Browse Publications Technical Papers 2008-01-1960

Potential of a New Lunar Surface Radiator Concept for Hot Lunar Thermal Environments 2008-01-1960

The optimum radiator configuration in hot lunar thermal environments is one in which the radiator is parallel to the ground and has no view to the hot lunar surface. However, typical spacecraft configurations have limited real estate available for top-mounted radiators, resulting in a desire to use the spacecraft's vertically oriented sides. Vertically oriented, flat panel radiators will have a large view factor to the lunar surface, and thus will be subjected to significant incident lunar infrared heat. Consequently, radiator fluid temperatures will need to exceed ~325 K (assuming standard spacecraft radiator optical properties) in order to provide positive heat rejection at lunar noon.
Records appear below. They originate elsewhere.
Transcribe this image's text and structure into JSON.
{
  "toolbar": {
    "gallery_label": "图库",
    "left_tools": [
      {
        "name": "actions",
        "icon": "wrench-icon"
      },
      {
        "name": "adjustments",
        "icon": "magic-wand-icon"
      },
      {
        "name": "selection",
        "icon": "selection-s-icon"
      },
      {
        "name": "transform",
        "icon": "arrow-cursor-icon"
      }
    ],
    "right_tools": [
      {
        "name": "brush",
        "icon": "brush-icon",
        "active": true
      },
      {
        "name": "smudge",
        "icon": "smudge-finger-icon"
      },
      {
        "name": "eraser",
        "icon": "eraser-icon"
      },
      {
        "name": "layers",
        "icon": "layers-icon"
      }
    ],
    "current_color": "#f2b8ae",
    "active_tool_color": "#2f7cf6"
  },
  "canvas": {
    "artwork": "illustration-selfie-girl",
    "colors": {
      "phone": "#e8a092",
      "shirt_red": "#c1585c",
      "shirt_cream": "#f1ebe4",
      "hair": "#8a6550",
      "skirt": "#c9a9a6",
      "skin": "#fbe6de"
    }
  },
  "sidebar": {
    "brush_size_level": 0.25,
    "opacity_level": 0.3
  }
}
Such temperatures are too high for crewed spacecraft applications in which a heat pump is to be avoided.
A recent study of vertically oriented radiator configurations subjected to lunar noon thermal environments led to the discovery of a novel radiator concept that yielded positive heat rejection at lower fluid temperatures. This radiator configuration, called the Upright Lunar Terrain Radiator Assembly (ULTRA), has exhibited superior performance to all previously analyzed concepts in terms of heat rejection in the lunar noon thermal environment. A key benefit of the ULTRA is the absence of louvers or other moving parts and its simple geometry, which consists of a radiating surface and a shielding surface joined to form a horizontally oriented vee. Subsequent analyses investigated optimizing the original concept by varying the orientation of these surfaces.
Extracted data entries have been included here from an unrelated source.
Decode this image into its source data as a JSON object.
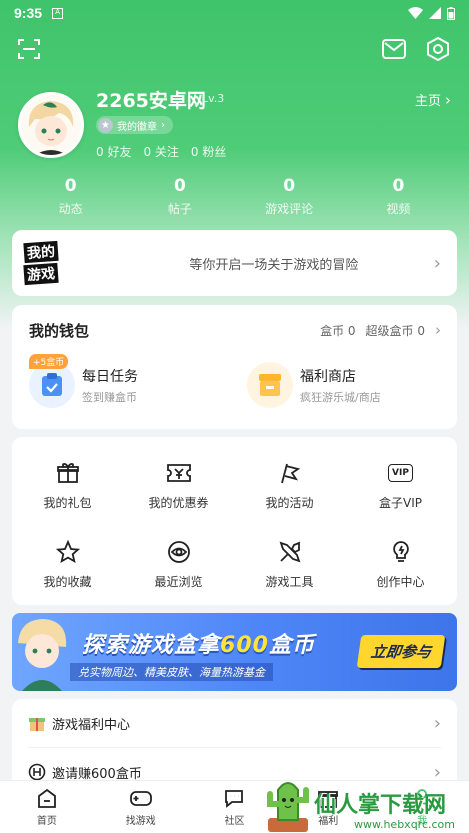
{
  "status": {
    "time": "9:35"
  },
  "profile": {
    "name": "2265安卓网",
    "level": "Lv.3",
    "homepage": "主页",
    "badge": "我的徽章",
    "friends": "0 好友",
    "following": "0 关注",
    "fans": "0 粉丝"
  },
  "stats": [
    {
      "value": "0",
      "label": "动态"
    },
    {
      "value": "0",
      "label": "帖子"
    },
    {
      "value": "0",
      "label": "游戏评论"
    },
    {
      "value": "0",
      "label": "视频"
    }
  ],
  "my_games": {
    "logo_line1": "我的",
    "logo_line2": "游戏",
    "text": "等你开启一场关于游戏的冒险"
  },
  "wallet": {
    "title": "我的钱包",
    "coins": "盒币 0",
    "super_coins": "超级盒币 0",
    "tiles": [
      {
        "tag": "+5盒币",
        "title": "每日任务",
        "subtitle": "签到赚盒币",
        "icon": "clipboard-check-icon",
        "color": "#4a90f5"
      },
      {
        "title": "福利商店",
        "subtitle": "疯狂游乐城/商店",
        "icon": "shop-icon",
        "color": "#ffb52e"
      }
    ]
  },
  "grid": [
    {
      "label": "我的礼包",
      "icon": "gift-icon"
    },
    {
      "label": "我的优惠券",
      "icon": "coupon-icon"
    },
    {
      "label": "我的活动",
      "icon": "flag-icon"
    },
    {
      "label": "盒子VIP",
      "icon": "vip-icon",
      "icon_text": "VIP"
    },
    {
      "label": "我的收藏",
      "icon": "star-icon"
    },
    {
      "label": "最近浏览",
      "icon": "eye-icon"
    },
    {
      "label": "游戏工具",
      "icon": "tools-icon"
    },
    {
      "label": "创作中心",
      "icon": "lightbulb-icon"
    }
  ],
  "banner": {
    "headline_a": "探索游戏盒拿",
    "headline_b": "600",
    "headline_c": "盒币",
    "subtitle": "兑实物周边、精美皮肤、海量热游基金",
    "cta": "立即参与"
  },
  "list": [
    {
      "label": "游戏福利中心",
      "icon": "gift-box-icon"
    },
    {
      "label": "邀请赚600盒币",
      "icon": "h-coin-icon"
    }
  ],
  "tabs": [
    {
      "label": "首页",
      "icon": "home-icon"
    },
    {
      "label": "找游戏",
      "icon": "gamepad-icon"
    },
    {
      "label": "社区",
      "icon": "chat-icon"
    },
    {
      "label": "福利",
      "icon": "gift-tab-icon"
    },
    {
      "label": "我",
      "icon": "user-icon"
    }
  ],
  "watermark": {
    "main": "仙人掌下载网",
    "url": "www.hebxqrc.com"
  }
}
The benefits of the ULTRA was studied for two applications, a lunar extravehicular activity (EVA) portable life support system (PLSS) and a lunar lander active thermal control system. Analysis of the ULTRA for a lunar EVA PLSS is shown to provide moderate heat rejection, on average, at all solar incident angles assuming an average radiator temperature of 294 K, whereas prior concepts exhibited insignificant heat rejection or heat absorption at higher incident angles.
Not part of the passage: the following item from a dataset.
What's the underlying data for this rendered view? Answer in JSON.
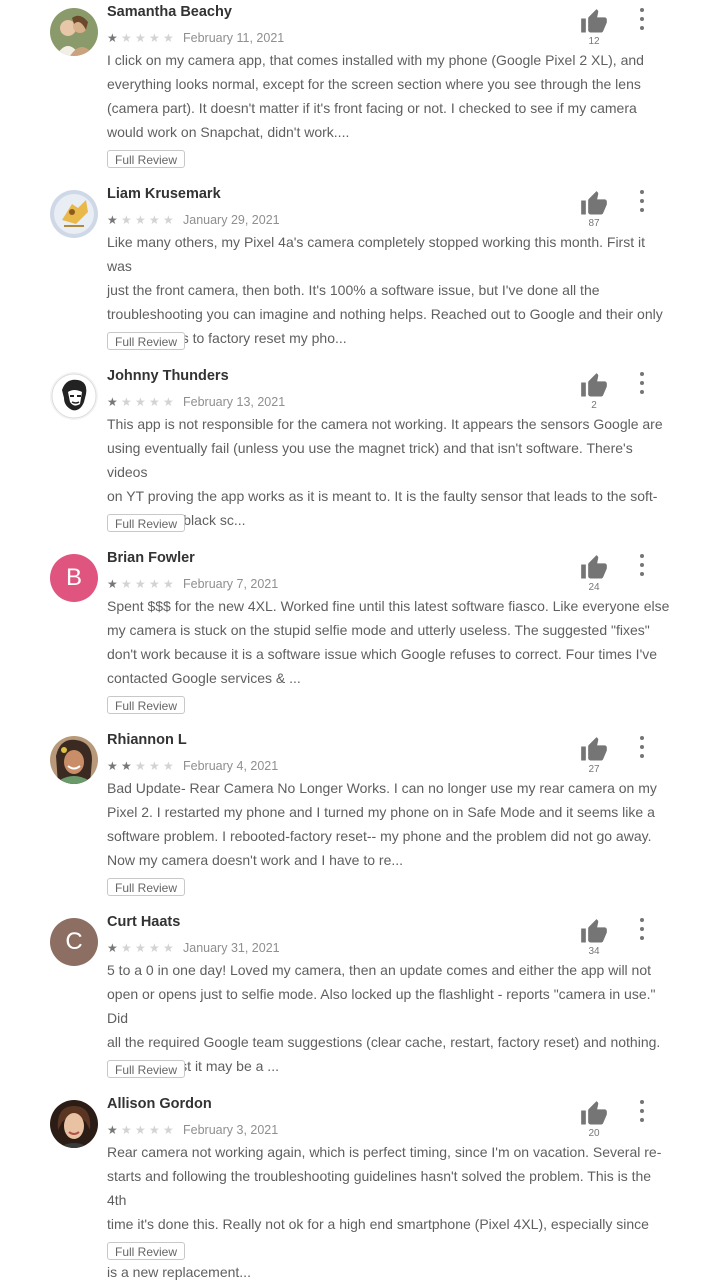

ULTRA performance at mid-solar angles during an EVA is shown to degrade slightly as a result of a localized increase in lunar surface infrared thermal radiation (IR) due to solar reflections off of the ULTRA. Since the analysis assumes a PLSS with a flow-through fluid loop, heat absorption reduces the overall performance of the radiator. To prevent heat absorption from affecting the total heat rejection, a diode heat pipe system is also considered and compared at all solar angles. The performance of the ULTRA for a lunar lander is also discussed and compared to the performance of a vertically oriented, flat panel radiator at various lunar latitudes. Again, the ULTRA is shown to outperform the traditional vertically oriented radiator in a lunar noon thermal environment. However in this analysis, the radiators are assumed to be unnaturally unidirectional, and therefore the heat rejection is not averaged out between surfaces rejecting and absorbing heat at mid-solar angles. As a result, the ULTRA appears to be less advantageous. To help reduce the overall absorption of lunar surface IR, a future study will re-examine the ULTRA assuming specular surfaces.